La loi prévoit des sanctions spécifiques pour protéger les mineurs. Les peines varient selon l’âge de la victime et celui de l’auteur de l’infraction. Les enfants de moins de 15 ans bénéficient d’une protection renforcée. Toute infraction à leur encontre entraîne des peines plus sévères que si la victime était plus âgée.

Lorsqu'un ascendant (ou toute autre personne exerçant l'autorité parentale ou ayant autorité sur un mineur de quinze ans) prive l'enfant d'aliments ou de soins au point de compromettre sa santé, la peine est de 7 ans d'emprisonnement et 100 000 euros d'amende. Le fait de forcer un mineur à consommer des substances dangereuses (alcool, tabac, stupéfiants), ou à en faire un usage illicite, est également sanctionné par la loi.

La Non-Dénonciation et la Dénonciation Calomnieuse

La non-dénonciation d'une situation de maltraitance dont une personne a connaissance peut être punie de 3 ans de prison et de 45 000 € d'amende. Lorsque ces faits concernent un mineur de moins de 15 ans, la loi considère la situation comme plus grave et les peines sont portées à cinq ans de prison et 75 000 €d'amende.

Le fait d'alerter volontairement les autorités sur des faits inexacts relève de la dénonciation calomnieuse. Ce délit est puni par une peine de prison pouvant aller jusqu'à 5 ans et une amende de 45 000 €.

Soutien Psychologique pour l'Enfant Victime

L'enfant victime de maltraitance peut bénéficier d’un soutien psychologique via :

  • Les services de l’Ase,
  • Les centres médico-psychologiques (CMP) ou CMPP,
  • Les maisons des adolescents,
  • Les unités médico-judiciaires (UMJ),
  • Les cellules de psychotrauma créées dans chaque région.

Ces soins sont gratuits et confidentiels.

Rôle du Juge des Enfants

Le juge des enfants est le plus souvent saisi par le procureur de la République. Toutefois, il peut aussi l’être par le mineur lui-même, les parents, le tuteur, la personne ou le service à qui l’enfant a été confié. Le juge des enfants peut prononcer plusieurs types de mesures pour protéger le mineur et accompagner sa famille. La mesure judiciaire d’investigation éducative a pour objectif de donner au juge des enfants des informations approfondies sur la situation de l’enfant et sa famille. Pendant la durée de cette mesure, le juge essaie de maintenir le mineur dans sa famille. Ces mesures ne sont pas des sanctions mais des mesures d’accompagnement dont l’objectif est d’aider les parents dans l’éducation de leurs enfants. Le juge des enfants prend toujours en compte l’intérêt supérieur du mineur. Le juge des enfants doit toujours s'efforcer d’obtenir l'adhésion de la famille à la mesure envisagée et tenir compte de l’intérêt de l’enfant. Cette mesure vise à apporter aide et conseil à la famille, afin de surmonter des difficultés matérielles ou morales.

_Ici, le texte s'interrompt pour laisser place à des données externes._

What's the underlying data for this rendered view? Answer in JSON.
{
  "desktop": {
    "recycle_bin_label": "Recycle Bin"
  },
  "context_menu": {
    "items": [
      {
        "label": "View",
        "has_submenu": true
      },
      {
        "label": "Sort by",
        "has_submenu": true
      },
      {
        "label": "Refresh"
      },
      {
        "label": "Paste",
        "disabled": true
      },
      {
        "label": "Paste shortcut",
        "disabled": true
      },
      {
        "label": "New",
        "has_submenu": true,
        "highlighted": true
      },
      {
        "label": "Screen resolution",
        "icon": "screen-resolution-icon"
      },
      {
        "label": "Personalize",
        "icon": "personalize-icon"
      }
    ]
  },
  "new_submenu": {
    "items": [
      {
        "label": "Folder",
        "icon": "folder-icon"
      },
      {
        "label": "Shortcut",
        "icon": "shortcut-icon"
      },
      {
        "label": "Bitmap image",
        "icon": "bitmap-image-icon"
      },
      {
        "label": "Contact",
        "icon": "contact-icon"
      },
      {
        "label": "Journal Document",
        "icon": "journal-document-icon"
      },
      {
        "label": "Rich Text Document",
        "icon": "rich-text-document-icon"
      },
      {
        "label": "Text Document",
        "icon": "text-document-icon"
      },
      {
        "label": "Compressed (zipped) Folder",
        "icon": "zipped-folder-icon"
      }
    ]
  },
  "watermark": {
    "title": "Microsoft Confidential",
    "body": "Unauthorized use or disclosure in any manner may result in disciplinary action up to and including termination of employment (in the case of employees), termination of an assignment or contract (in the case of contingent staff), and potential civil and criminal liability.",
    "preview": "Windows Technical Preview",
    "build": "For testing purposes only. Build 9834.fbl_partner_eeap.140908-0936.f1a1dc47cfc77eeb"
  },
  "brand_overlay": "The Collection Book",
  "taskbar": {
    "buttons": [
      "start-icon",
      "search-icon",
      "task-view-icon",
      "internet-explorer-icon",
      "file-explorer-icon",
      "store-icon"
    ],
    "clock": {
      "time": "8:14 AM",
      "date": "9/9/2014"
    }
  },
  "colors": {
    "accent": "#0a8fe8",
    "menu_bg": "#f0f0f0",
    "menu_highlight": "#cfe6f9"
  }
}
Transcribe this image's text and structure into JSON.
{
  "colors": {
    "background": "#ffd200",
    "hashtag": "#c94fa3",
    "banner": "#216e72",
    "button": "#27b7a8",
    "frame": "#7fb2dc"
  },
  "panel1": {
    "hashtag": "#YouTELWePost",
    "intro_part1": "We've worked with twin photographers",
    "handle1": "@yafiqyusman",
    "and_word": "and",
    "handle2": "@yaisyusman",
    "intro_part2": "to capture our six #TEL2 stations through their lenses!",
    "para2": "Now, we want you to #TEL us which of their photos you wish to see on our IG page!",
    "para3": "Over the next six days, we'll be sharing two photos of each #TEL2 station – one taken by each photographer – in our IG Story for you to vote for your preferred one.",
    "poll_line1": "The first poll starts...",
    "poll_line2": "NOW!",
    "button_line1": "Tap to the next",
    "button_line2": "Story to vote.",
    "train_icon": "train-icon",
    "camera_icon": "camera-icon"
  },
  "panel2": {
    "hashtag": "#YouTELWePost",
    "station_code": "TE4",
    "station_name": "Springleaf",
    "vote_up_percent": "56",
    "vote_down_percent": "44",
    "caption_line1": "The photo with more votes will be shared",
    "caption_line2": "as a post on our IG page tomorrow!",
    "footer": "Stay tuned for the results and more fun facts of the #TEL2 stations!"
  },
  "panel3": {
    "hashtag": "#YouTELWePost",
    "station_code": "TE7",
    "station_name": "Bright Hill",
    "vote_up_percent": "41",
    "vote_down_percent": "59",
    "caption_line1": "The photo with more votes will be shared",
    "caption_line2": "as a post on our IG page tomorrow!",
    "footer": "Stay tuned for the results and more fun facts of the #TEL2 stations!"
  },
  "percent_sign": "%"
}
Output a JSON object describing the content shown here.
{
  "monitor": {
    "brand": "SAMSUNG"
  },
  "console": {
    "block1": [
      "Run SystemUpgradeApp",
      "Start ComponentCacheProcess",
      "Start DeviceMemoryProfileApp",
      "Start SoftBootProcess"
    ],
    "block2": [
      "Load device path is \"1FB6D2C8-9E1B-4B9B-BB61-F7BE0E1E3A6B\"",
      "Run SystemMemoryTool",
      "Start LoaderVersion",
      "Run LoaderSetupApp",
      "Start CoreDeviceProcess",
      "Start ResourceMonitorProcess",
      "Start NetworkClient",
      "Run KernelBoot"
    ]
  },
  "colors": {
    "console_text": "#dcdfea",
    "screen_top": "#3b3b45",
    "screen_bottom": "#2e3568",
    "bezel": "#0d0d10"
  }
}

À titre exceptionnel, le juge des enfants peut intervenir de lui-même (on dit qu'il se saisit d'office). En pratique, le juge se saisit d’office lorsqu'il a reçu un signalement d’une personne autre que l'enfant victime, ses parents, les personnes responsables de lui (tuteur par exemple) ou le procureur de la République.

Protection Judiciaire des Jeunes Majeurs

Les majeurs âgés de moins de 21 ans qui ne bénéficient pas de ressources ou d’un soutien familial suffisants, peuvent être suivis par l’Aide sociale à l’enfance sur décision du département. Les jeunes majeurs éprouvant de graves difficultés d’insertion sociale peuvent continuer à bénéficier des mesures d’assistance éducative dans le cadre de la protection judiciaire des jeunes majeurs. Cette protection peut être demandée par le jeune au juge des enfants. Ce dernier peut alors prononcer plusieurs types de mesures, comme maintenir le jeune dans un établissement d’hébergement. La protection judiciaire peut être interrompue à tout moment, soit à l'initiative du juge des enfants, soit à la demande du jeune.